RE: Subject: URGENT DEMAND: Investigation of Market Disclosure, Share Price Integrity, and Material Adverse Change18 Nov 2025 20:44
Based on Mergermarket data, the EV and the EV/Sales and EV/EBITDA multiples paid by TIG in its historical acquisitions were the following:
• Instra (2015): EV/EBITDA 14.7×, EV/Sales 2.29×
• KeyDrive (2018): EV/EBITDA 7.5×, EV/Sales 0.8×
• TPP Wholesale (2019): EV/EBITDA 6.2×, EV/Sales 1.4×
• HEXONET (2019): EV/EBITDA 12.5×, EV/Sales 0.6×
These numbers are correct — but using them as a benchmark to value DIS is not conceptually sound. In those cases TIG was the consolidator, acquiring smaller, fragmented operators with lower scale and lower margins. Naturally, acquisition targets tend to trade at lower multiples.
DIS today represents the post-integration platform, with scale, higher recurring revenues and much stronger economics.
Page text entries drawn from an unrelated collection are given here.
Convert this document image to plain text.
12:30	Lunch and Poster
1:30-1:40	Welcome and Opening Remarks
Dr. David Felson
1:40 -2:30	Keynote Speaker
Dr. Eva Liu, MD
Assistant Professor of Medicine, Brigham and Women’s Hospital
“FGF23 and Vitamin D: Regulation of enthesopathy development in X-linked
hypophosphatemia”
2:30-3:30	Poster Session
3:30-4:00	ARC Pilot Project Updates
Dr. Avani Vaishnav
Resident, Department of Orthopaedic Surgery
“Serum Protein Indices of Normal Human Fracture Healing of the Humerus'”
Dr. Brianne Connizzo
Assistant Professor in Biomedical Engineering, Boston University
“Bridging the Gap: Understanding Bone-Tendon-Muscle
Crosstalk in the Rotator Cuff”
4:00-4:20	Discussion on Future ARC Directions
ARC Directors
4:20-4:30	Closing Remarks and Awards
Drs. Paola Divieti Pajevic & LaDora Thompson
A consolidator is valued at higher multiples than the companies it consolidates, not at the average of its acquisition targets — this is true across the domains/hosting/identity industry.
Also, for DIS there is no need to estimate debt levels, because the transaction will almost certainly be executed on a debt-free/cash-free basis. So the EV is essentially aligned with the equity value of the sale.
For these reasons, the Instra / KeyDrive / TPP / HEXONET multiples should be seen as a historical floor — not a ceiling. A competitive process can logically result in higher valuation multiples for DIS.